4.5.3 A German zonal split would reduce average Nordic power prices, but the effect depends on future grid developments within Germany

 Given that a bidding zone split in Germany is highly unlikely until 2035, modelling it is technically complex, and the concrete definition of any future bidding zones remains highly uncertain, we have not conducted dedicated new simulations for this study. However, since such a split—however unlikely—could have significant implications for Nordic electricity markets, THEMA has modelled the impact of a German bidding zone split in detail in previous studies. The main findings from these earlier studies are:
  • The price effect is subject to how the bidding zones are defined: Different layouts can have a different price effect
  • The magnitude of price effect depends on the progress of internal grid developments.

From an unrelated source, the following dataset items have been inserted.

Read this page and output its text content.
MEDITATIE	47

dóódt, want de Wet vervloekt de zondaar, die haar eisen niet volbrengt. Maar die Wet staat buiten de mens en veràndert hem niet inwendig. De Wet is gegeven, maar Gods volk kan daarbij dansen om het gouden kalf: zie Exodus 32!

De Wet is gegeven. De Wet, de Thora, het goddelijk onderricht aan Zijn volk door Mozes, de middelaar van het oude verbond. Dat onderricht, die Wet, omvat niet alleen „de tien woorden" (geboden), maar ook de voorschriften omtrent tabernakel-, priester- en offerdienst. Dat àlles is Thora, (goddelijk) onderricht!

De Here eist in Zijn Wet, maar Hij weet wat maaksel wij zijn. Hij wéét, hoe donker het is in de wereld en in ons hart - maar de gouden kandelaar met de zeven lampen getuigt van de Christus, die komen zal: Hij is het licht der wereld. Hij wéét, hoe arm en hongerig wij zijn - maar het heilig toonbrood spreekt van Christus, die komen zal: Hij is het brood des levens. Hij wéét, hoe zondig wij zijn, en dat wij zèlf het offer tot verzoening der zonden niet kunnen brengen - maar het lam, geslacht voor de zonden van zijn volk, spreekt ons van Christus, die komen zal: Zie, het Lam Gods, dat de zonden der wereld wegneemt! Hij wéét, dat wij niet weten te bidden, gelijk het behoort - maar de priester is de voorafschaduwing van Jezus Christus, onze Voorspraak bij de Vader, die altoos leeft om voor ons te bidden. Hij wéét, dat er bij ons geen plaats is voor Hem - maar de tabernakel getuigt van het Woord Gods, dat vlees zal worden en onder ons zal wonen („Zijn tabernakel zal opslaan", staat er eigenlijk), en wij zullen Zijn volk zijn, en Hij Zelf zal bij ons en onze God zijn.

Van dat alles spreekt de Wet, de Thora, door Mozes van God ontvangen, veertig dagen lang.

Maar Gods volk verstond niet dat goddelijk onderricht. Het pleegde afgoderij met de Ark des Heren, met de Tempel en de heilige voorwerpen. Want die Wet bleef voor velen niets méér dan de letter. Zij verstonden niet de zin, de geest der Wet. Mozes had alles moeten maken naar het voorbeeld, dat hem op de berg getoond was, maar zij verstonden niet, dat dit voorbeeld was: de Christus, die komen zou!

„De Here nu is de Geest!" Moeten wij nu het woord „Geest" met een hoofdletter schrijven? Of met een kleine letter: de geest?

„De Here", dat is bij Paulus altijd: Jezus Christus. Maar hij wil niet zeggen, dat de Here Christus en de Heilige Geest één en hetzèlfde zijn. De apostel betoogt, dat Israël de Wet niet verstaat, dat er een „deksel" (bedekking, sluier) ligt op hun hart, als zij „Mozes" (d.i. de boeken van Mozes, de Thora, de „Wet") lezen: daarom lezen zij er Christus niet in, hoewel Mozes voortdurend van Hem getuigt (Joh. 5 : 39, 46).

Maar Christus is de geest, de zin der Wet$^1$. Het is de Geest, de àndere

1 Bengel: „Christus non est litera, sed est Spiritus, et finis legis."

Germany is currently upgrading its internal infrastructure to address internal bottlenecks, with major HVDC transmission projects—SüdLink and SüdOstLink—scheduled for completion between 2027 and 2030. Should these investments come in time, the price effect of bidding zones may be small (hence questioning the purpose of bidding zones in this scenario); should the investments be delayed, the price effect could be significant (e.g. around 20% lower prices in Northern Germany compared to a Base line scenario)
  • The price decline would be in particular driven by more frequent hours with zero or negative prices in hours where there is a lot of wind. This would also have an impact on capture prices for renewables, in particular wind. 
  • Some of the price effect may transmit into the Nordics. The pass-through, i.e. how much of the price decline in North Germany would transmit into Nordic bidding zones, could be between 40-70%, depending on scenario and other assumptions. That is, if prices in Northern Germany decline on average by say 10 EUR/MWh, the price decline in Nordic bidding zones can be between 4-7 EUR/MWh.
But all depends on the precise developments of internal grid upgrades, and how one would eventually define the bidding zones. And, last but not least, on what one assumes on how renewable capacities, demand and other factors impacting the power system in Germany will develop in the coming years.